Abstract

Abstract Airborne Doppler radar data collected from the concentric eyewalls of Hurricane Rita (2005) provide detailed three-dimensional kinematic observations of the secondary eyewall feature. The secondary eyewall radar echo shows a ring of heavy precipitation containing embedded convective cells, which have no consistent orientation or radial location. The axisymmetric mean structure has a tangential wind maximum within the reflectivity maximum at 2-km altitude and an elevated distribution of its strongest winds on the radially outer edge. The corresponding vertical vorticity field contains a low-level maximum on the inside edge, which is part of a tube of increased vorticity that rises through the center of the reflectivity tower and into the midlevels. The secondary circulation consists of boundary layer inflow that radially overshoots the secondary eyewall.

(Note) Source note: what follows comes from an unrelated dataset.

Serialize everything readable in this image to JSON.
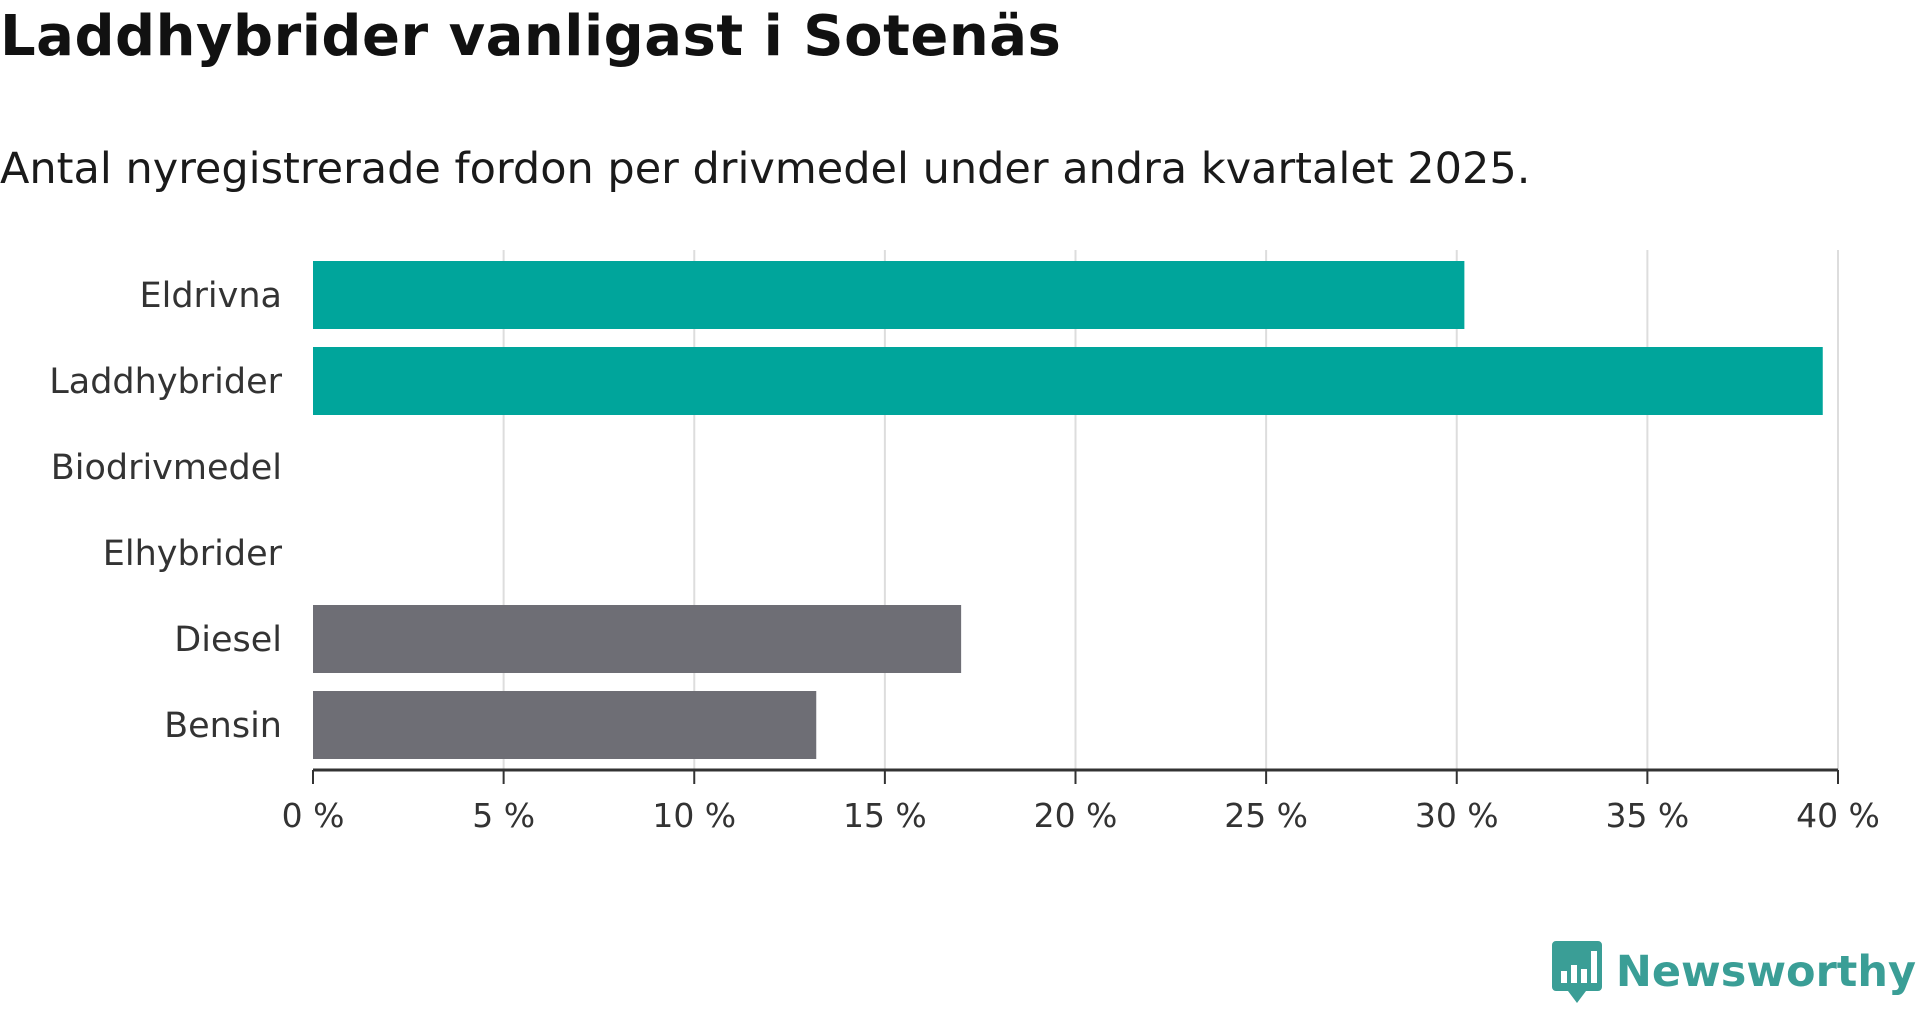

A portion of this inflowing air experiences convergence and supergradient forces that cause the air to rise and flow radially outward back into the center of the reflectivity tower. This mean updraft stretches and tilts the vorticity field to increase vorticity on the radially inner side of the tangential wind maximum. Radially outside this region, perturbation motions decrease the vorticity at a comparable rate. Thus, both mean and perturbation motions actively strengthen the wind maximum of the secondary eyewall. These features combine to give the secondary eyewall a structure different from the primary eyewall as it builds to become the new replacement eyewall.